Brand monitoring is also hugely beneficial for market research – as you can put together information and insights that are relevant to specific topics and keywords surrounding your brand. This provides a platform toward new and improved campaign strategies informed by reliable market research. With social listening platforms you are able to monitor your own brands and gather advanced insights based on the performance of your own social channels. Thanks to advance technologies of today – AI and data visualization provide a clearer, deeper understanding of how the content associated with your brand has reached its dedicated audience.

What is there to monitor?

Branded Keywords

Before you delve too deep into the industry you’re operating in, the first step is to monitor your own brand. You should look to track your brand name first – but make sure you also include variations of how your brand may be perceived online – such as acronyms, misspellings and common phrases.

If there’s a word associated with your brand name that can be used in a similar context – these are just as important. It also helps to track phrases that include your brand name – perhaps a short description afterwards, such as ‘Coca-Cola soft drink’

Topics and industry trends

Here you should be monitoring the big picture view of the topic you’re looking to cover. Start searching for key topics associated with your brand.

This provides you with insights surrounding phrases your audience use to talk about key topics in your industry. You can then start to pinpoint certain trends that can benefit your content and marketing campaigns.

To get an even better view of topic and industry trends, you can start to focus on web search data and the analytics behind your website. With brand monitoring platforms you can take the same keywords relevant to specific topics and industry trends and see how often they are searched for using search engines.

Influencers and industry micro-influencers

There are so many influencers taking to social media these days that the world of social is becoming somewhat saturated. However, with the help of micro-influencers – individuals with between 1000 and 10,000 followers on a social media platform – there’s still the opportunity to benefit your individual brand strategies.

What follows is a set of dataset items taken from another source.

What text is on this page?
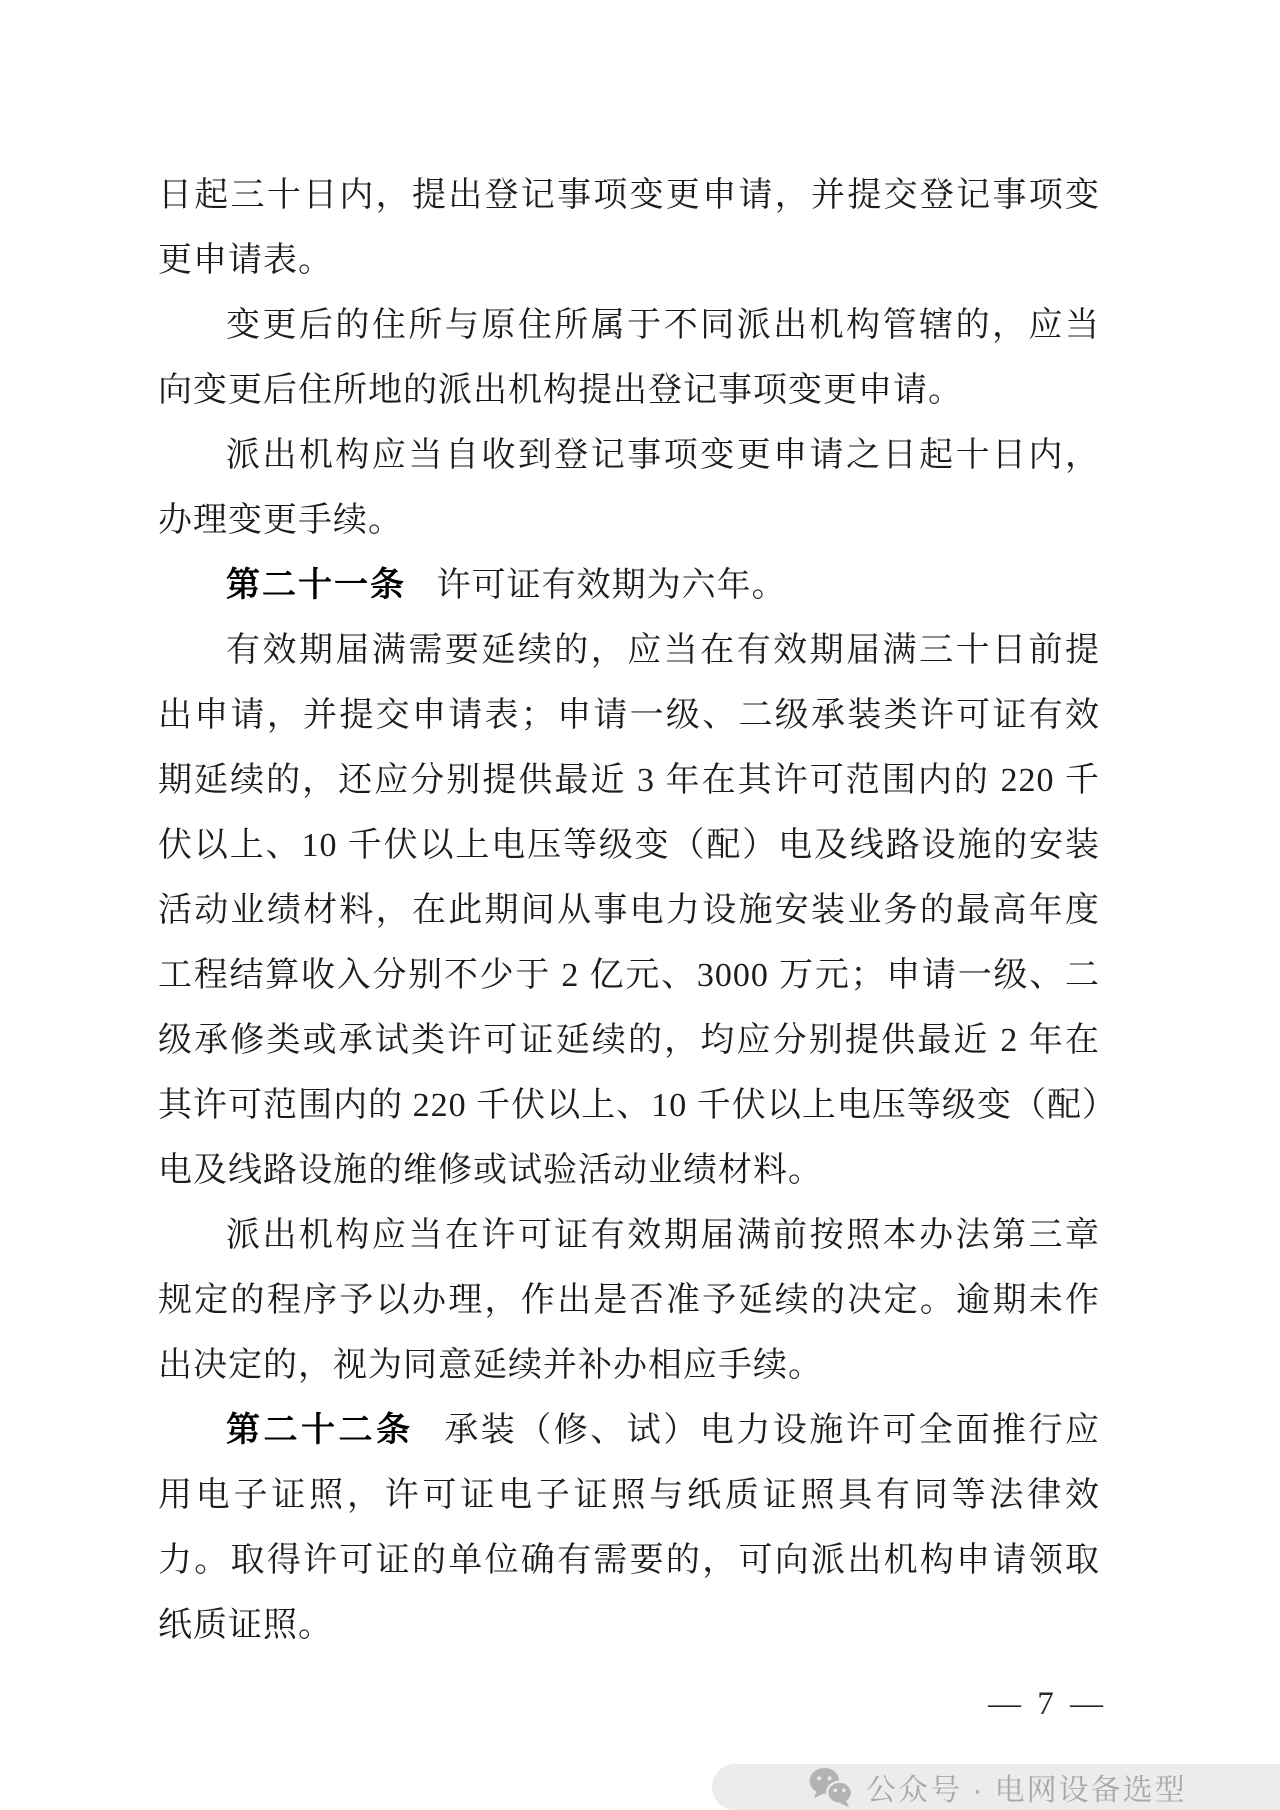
日起三十日内，提出登记事项变更申请，并提交登记事项变更申请表。

变更后的住所与原住所属于不同派出机构管辖的，应当向变更后住所地的派出机构提出登记事项变更申请。

派出机构应当自收到登记事项变更申请之日起十日内，办理变更手续。

第二十一条 许可证有效期为六年。

有效期届满需要延续的，应当在有效期届满三十日前提出申请，并提交申请表；申请一级、二级承装类许可证有效期延续的，还应分别提供最近 3 年在其许可范围内的 220 千伏以上、10 千伏以上电压等级变（配）电及线路设施的安装活动业绩材料，在此期间从事电力设施安装业务的最高年度工程结算收入分别不少于 2 亿元、3000 万元；申请一级、二级承修类或承试类许可证延续的，均应分别提供最近 2 年在其许可范围内的 220 千伏以上、10 千伏以上电压等级变（配）电及线路设施的维修或试验活动业绩材料。

派出机构应当在许可证有效期届满前按照本办法第三章规定的程序予以办理，作出是否准予延续的决定。逾期未作出决定的，视为同意延续并补办相应手续。

第二十二条 承装（修、试）电力设施许可全面推行应用电子证照，许可证电子证照与纸质证照具有同等法律效力。取得许可证的单位确有需要的，可向派出机构申请领取纸质证照。

— 7 —
公众号 · 电网设备选型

The reason micro-influencers are so vital to understanding your audience – as well as a key component of brand monitoring – is that they both exemplify and influence your overall audience as well as the individual segments within that audience.

If you can come up with a group of micro-influencers using brand monitoring tools, you can use them for testing out new content strategies or marketing campaigns.

The best way to find micro-influencers is – you guessed it – brand monitoring. You can delve into conversations surrounding topics relevant to your brand to identify social accounts engaging with these the most who have a significant number of followers. These are your micro-influencers.

Brand monitoring is now becoming an essential asset to the success of a business – not only because it gives you a better understanding of your audience. It also influences much of what your brand represents, as well as how your brand is represented.

With brand monitoring you can significantly improve your understanding of what makes a successful marketing and communication strategy – and stay ahead of the competition as you continuously learn what’s working – and what isn’t – in real time.